Just back from 新疆. Xinjiang is so beautiful, both scene and girls there. You gays should go there if you have the chance. And right the day I back, I was called by the police, because I snapped the number plate, which owner is an old and rude lady. She parked her car really terrible in the shopping park and I cannot stand for it so I wricked her number plate. The silly person called 110 and I was finded. I gave the silly lady 150, and that's all. Funny thing. Most of the time, female drivers are dumb. I was unhappy for a time. Because the silly old ugly lady stood on her moral high ground and condemned me, saying that I had caused trouble for the police. At the time, I didn't argue back. I should have cursed her out right then and there. It was you, you stupid woman, who broke the rules first by parking one car across two parking spaces. The police and I were just doing our jobs.
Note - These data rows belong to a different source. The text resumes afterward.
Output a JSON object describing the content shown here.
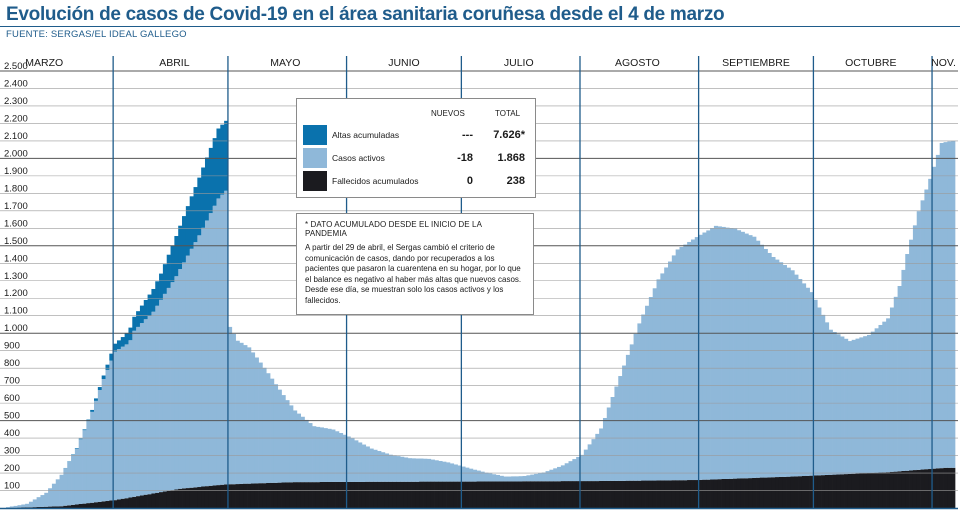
{
  "title": "Evolución de casos de Covid-19 en el área sanitaria coruñesa desde el 4 de marzo",
  "source": "FUENTE: SERGAS/EL IDEAL GALLEGO",
  "legend": {
    "header_new": "NUEVOS",
    "header_total": "TOTAL",
    "rows": [
      {
        "label": "Altas acumuladas",
        "new": "---",
        "total": "7.626*",
        "color": "#0a72ad"
      },
      {
        "label": "Casos activos",
        "new": "-18",
        "total": "1.868",
        "color": "#8fb8d9"
      },
      {
        "label": "Fallecidos acumulados",
        "new": "0",
        "total": "238",
        "color": "#1b1b1f"
      }
    ]
  },
  "note": {
    "title": "* DATO ACUMULADO DESDE EL INICIO DE LA PANDEMIA",
    "text": "A partir del 29 de abril, el Sergas cambió el criterio de comunicación de casos, dando por recuperados a los pacientes que pasaron la cuarentena en su hogar, por lo que el balance es negativo al haber más altas que nuevos casos. Desde ese día, se muestran solo los casos activos y los fallecidos."
  },
  "chart_data": {
    "type": "bar",
    "stacked": true,
    "x_start": "4 de marzo",
    "months": [
      "MARZO",
      "ABRIL",
      "MAYO",
      "JUNIO",
      "JULIO",
      "AGOSTO",
      "SEPTIEMBRE",
      "OCTUBRE",
      "NOV."
    ],
    "ylim": [
      0,
      2500
    ],
    "yticks": [
      "2.500",
      "2.400",
      "2.300",
      "2.200",
      "2.100",
      "2.000",
      "1.900",
      "1.800",
      "1.700",
      "1.600",
      "1.500",
      "1.400",
      "1.300",
      "1.200",
      "1.100",
      "1.000",
      "900",
      "800",
      "700",
      "600",
      "500",
      "400",
      "300",
      "200",
      "100"
    ],
    "grid": true,
    "colors": {
      "altas": "#0a72ad",
      "activos": "#8fb8d9",
      "fallecidos": "#1b1b1f"
    },
    "series": [
      {
        "name": "Fallecidos acumulados",
        "key": "fallecidos",
        "points": [
          [
            0,
            0
          ],
          [
            14,
            10
          ],
          [
            28,
            45
          ],
          [
            45,
            110
          ],
          [
            57,
            135
          ],
          [
            75,
            148
          ],
          [
            100,
            150
          ],
          [
            130,
            152
          ],
          [
            160,
            155
          ],
          [
            180,
            160
          ],
          [
            205,
            180
          ],
          [
            230,
            205
          ],
          [
            245,
            230
          ]
        ]
      },
      {
        "name": "Casos activos",
        "key": "activos",
        "points": [
          [
            0,
            5
          ],
          [
            5,
            20
          ],
          [
            10,
            80
          ],
          [
            14,
            180
          ],
          [
            18,
            320
          ],
          [
            22,
            520
          ],
          [
            25,
            700
          ],
          [
            28,
            850
          ],
          [
            31,
            880
          ],
          [
            32,
            900
          ],
          [
            33,
            950
          ],
          [
            38,
            1040
          ],
          [
            44,
            1220
          ],
          [
            50,
            1440
          ],
          [
            55,
            1640
          ],
          [
            57,
            1680
          ],
          [
            58,
            900
          ],
          [
            60,
            820
          ],
          [
            63,
            780
          ],
          [
            67,
            660
          ],
          [
            72,
            500
          ],
          [
            75,
            410
          ],
          [
            80,
            320
          ],
          [
            85,
            300
          ],
          [
            90,
            250
          ],
          [
            95,
            190
          ],
          [
            100,
            155
          ],
          [
            105,
            135
          ],
          [
            110,
            130
          ],
          [
            115,
            110
          ],
          [
            120,
            80
          ],
          [
            125,
            50
          ],
          [
            130,
            28
          ],
          [
            135,
            30
          ],
          [
            140,
            50
          ],
          [
            145,
            90
          ],
          [
            150,
            150
          ],
          [
            155,
            300
          ],
          [
            160,
            600
          ],
          [
            165,
            900
          ],
          [
            170,
            1150
          ],
          [
            175,
            1320
          ],
          [
            180,
            1390
          ],
          [
            185,
            1450
          ],
          [
            190,
            1430
          ],
          [
            195,
            1380
          ],
          [
            200,
            1260
          ],
          [
            205,
            1180
          ],
          [
            210,
            1050
          ],
          [
            212,
            960
          ],
          [
            215,
            830
          ],
          [
            220,
            760
          ],
          [
            225,
            790
          ],
          [
            230,
            880
          ],
          [
            233,
            1060
          ],
          [
            235,
            1240
          ],
          [
            238,
            1480
          ],
          [
            241,
            1660
          ],
          [
            244,
            1860
          ],
          [
            247,
            1870
          ]
        ]
      },
      {
        "name": "Altas acumuladas",
        "key": "altas",
        "points": [
          [
            0,
            0
          ],
          [
            14,
            0
          ],
          [
            20,
            5
          ],
          [
            25,
            20
          ],
          [
            27,
            40
          ],
          [
            30,
            55
          ],
          [
            33,
            80
          ],
          [
            36,
            110
          ],
          [
            40,
            150
          ],
          [
            44,
            230
          ],
          [
            48,
            300
          ],
          [
            52,
            360
          ],
          [
            55,
            400
          ],
          [
            57,
            400
          ],
          [
            58,
            0
          ],
          [
            247,
            0
          ]
        ]
      }
    ]
  }
}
Back to the topic. Iterate the array is really a good way.

class Solution {
public:
    vector<vector<int>> threeSum(vector<int>& nums) {
        vector<vector<int>> result;
        int n = nums.size();

        if (n < 3) 
        {
            return result; // 不可能组成三元组
        }

        // 1. 对数组进行排序
        sort(nums.begin(), nums.end());

        // 2. 遍历数组，固定第一个数 nums[i]
        for (int i = 0; i < n - 2; ++i) 
        {
            // 如果 nums[i] > 0，由于数组已排序，后续的数也都会 > 0
            // 那么三个正数之和不可能为 0
            if (nums[i] > 0) 
            {
                break;
            }

            // 跳过重复的 nums[i]
            // 如果 i > 0 (不是第一个元素) 并且当前元素和前一个元素相同
            if (i > 0 && nums[i] == nums[i-1]) 
            {
                continue;
            }

            // 3. 使用双指针在 i+1 到 n-1 的范围内查找
            int left = i + 1;
            int right = n - 1;
            int target = -nums[i]; // 我们要找 nums[left] + nums[right] == target

            while (left < right) 
            {
                int current_sum = nums[left] + nums[right];

                if (current_sum == target) 
                {
                    result.push_back({nums[i], nums[left], nums[right]});

                    // 跳过重复的 nums[left]
                    while (left < right && nums[left] == nums[left+1]) 
                    {
                        left++;
                    }
                    // 跳过重复的 nums[right]
                    while (left < right && nums[right] == nums[right-1]) 
                    {
                        right--;
                    }

                    // 移动指针到下一个不同的元素
                    left++;
                    right--;
                } 
                else if (current_sum < target) 
                {
                    left++; // 和太小，左指针右移
                } 
                else 
                { // current_sum > target
                    right--; // 和太大，右指针左移
                }
            }
        }
        return result;
    }
};